In fact, a repeat "Crack-a-Mac" challenge in 1997, sponsored by a Swedish consulting company, was not so fortunate. In this case, a cracker was able to break into the server and steal the protected page by exploiting bugs in two server remote administration and editing add-ons. This emphasizes the risk that you runs whenever you add CGI scripts, server modules, and other extensions to Web servers. Details on the successful break-in, along with links to patched server extensions, can be found at http://hacke.infinit.se/

Q80: Are there any known security problems with MacHTTP?

MacHTTP shares WebSTAR's problem with log files. See the discussion above.

Q81: Are there any known security problems with Quid Pro Quo?

The Quid Pro Quo server saves its default log file inside the document root, at URL http://site.name/server%20logfile. A knowledgeable remote user can find out every access that anyone's made to your server!
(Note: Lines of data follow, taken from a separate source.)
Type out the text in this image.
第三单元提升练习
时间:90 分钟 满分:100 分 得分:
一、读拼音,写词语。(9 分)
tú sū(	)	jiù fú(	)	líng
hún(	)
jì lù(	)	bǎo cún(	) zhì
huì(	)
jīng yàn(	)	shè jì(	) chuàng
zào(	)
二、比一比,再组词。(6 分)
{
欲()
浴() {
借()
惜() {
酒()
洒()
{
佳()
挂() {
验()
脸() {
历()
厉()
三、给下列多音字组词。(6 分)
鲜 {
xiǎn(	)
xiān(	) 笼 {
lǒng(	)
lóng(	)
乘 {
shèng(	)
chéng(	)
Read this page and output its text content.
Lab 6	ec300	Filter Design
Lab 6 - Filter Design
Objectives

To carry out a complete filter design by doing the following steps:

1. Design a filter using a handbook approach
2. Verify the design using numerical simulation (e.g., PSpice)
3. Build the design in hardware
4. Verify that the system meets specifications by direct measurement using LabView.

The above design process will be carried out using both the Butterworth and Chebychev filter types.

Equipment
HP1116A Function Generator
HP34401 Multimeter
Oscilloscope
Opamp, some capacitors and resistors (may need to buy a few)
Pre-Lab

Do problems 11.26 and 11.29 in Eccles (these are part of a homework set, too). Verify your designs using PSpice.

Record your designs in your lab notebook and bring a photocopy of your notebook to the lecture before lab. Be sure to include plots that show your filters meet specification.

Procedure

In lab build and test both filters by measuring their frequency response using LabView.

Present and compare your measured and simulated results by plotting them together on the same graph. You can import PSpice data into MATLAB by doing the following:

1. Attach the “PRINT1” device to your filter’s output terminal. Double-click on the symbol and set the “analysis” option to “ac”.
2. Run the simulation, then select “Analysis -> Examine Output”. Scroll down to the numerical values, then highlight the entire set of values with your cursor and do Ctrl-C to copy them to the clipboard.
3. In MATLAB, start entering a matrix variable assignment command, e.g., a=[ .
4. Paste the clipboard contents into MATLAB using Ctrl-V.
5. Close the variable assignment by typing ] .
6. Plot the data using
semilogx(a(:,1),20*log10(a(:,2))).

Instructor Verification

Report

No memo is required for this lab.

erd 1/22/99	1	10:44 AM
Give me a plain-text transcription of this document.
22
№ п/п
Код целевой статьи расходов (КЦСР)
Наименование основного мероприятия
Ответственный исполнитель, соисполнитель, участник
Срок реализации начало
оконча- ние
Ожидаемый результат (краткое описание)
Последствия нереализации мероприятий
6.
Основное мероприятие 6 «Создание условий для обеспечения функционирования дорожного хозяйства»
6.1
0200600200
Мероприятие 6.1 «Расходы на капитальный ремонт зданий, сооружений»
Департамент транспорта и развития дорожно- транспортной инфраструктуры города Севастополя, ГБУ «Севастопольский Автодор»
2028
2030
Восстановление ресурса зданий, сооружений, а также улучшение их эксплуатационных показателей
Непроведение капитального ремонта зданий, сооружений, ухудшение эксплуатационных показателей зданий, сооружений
(This information provided by Paul DuBois <dubois@primate.wisc.edu>).

Other Servers

Q82: Are there any known security problems with Novell WebServer?

If you are running Novell Webserver version 3.x and have the Web Server Examples Toolkit v.2 installed, you have a major security hole. Users can view any file on your system and download directory listings, possibly gaining information needed to break into your system. The hole is in the example CGI Perl script files.pl. Remove it from your /perl directory (typically located in SYS:INW_WEB\SHARED\DOCS\LCGI\PERL5. Better yet, remove all CGI scripts that are not essential to the operation of your site.